The site is "at a high stage of readiness", he said. "All the necessary equipment for that fuel fabrication facility has been purchased and delivered to the site. The next stage will be to build the fast neutron reactor BREST-OD-300."
The BREST-OD-300 lead-cooled fast-neutron reactor is part of Rosatom's Breakthrough project to enable a closed nuclear fuel cycle. The ultimate goal of the project is the elimination of radioactive waste from nuclear power production. The Breakthrough project combines a fuel production/refabrication module to produce dense uranium plutonium fuel for fast reactors, a nuclear power plant based on a BREST reactor and a used fuel retreatment module.

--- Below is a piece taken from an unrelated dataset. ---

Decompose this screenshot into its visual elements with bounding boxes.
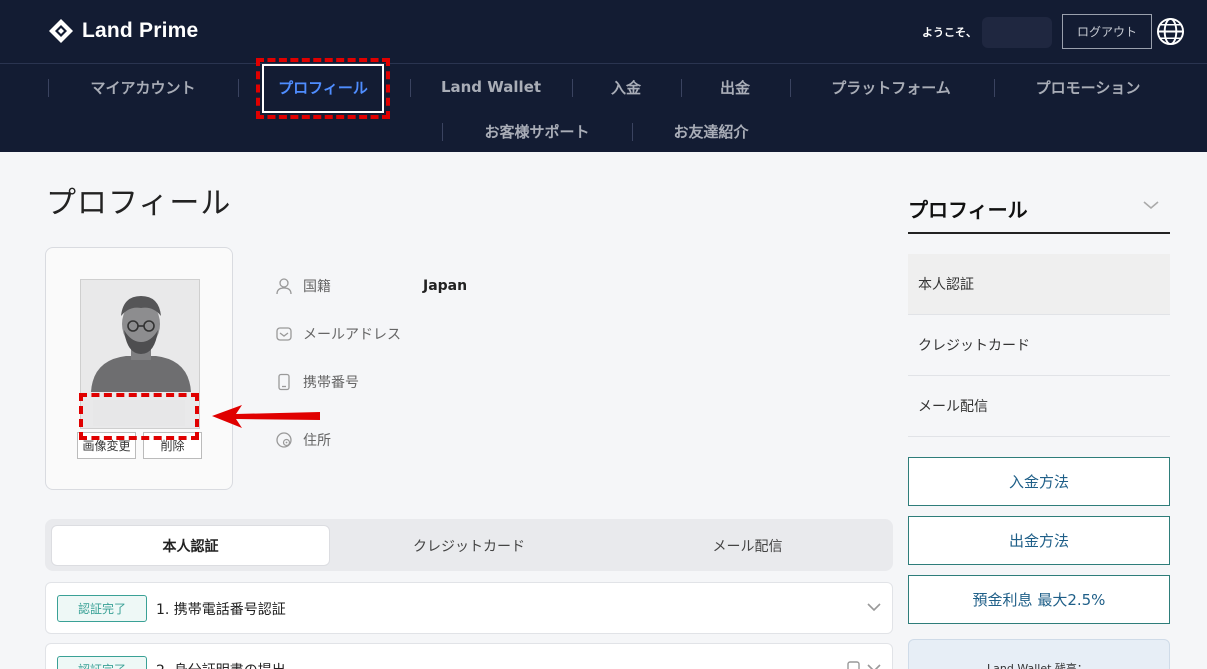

In December of 2018, TVEL began batch production of MOX fuel for the BN-800 fast neutron reactor. Vergazov said, “But these are the first steps in a long journey. To build a commercial fast reactor is unique in the global nuclear industry and to build a new shop floor for batch production of MOX fuel means a certain amount of investment. But as our strategy is looking 50 to 100 years ahead we are ready to invest today in order to pick the fruits in the future. The strategy is based on saving costs for nuclear fuel because by incorporating plutonium and recycled uranium in the nuclear fuel cycle we save raw materials and gain economic efficiency. And we will also reprocess the nuclear waste from thermal neutron reactors - from VVER units - to obtain fuel for fast neutron reactors.”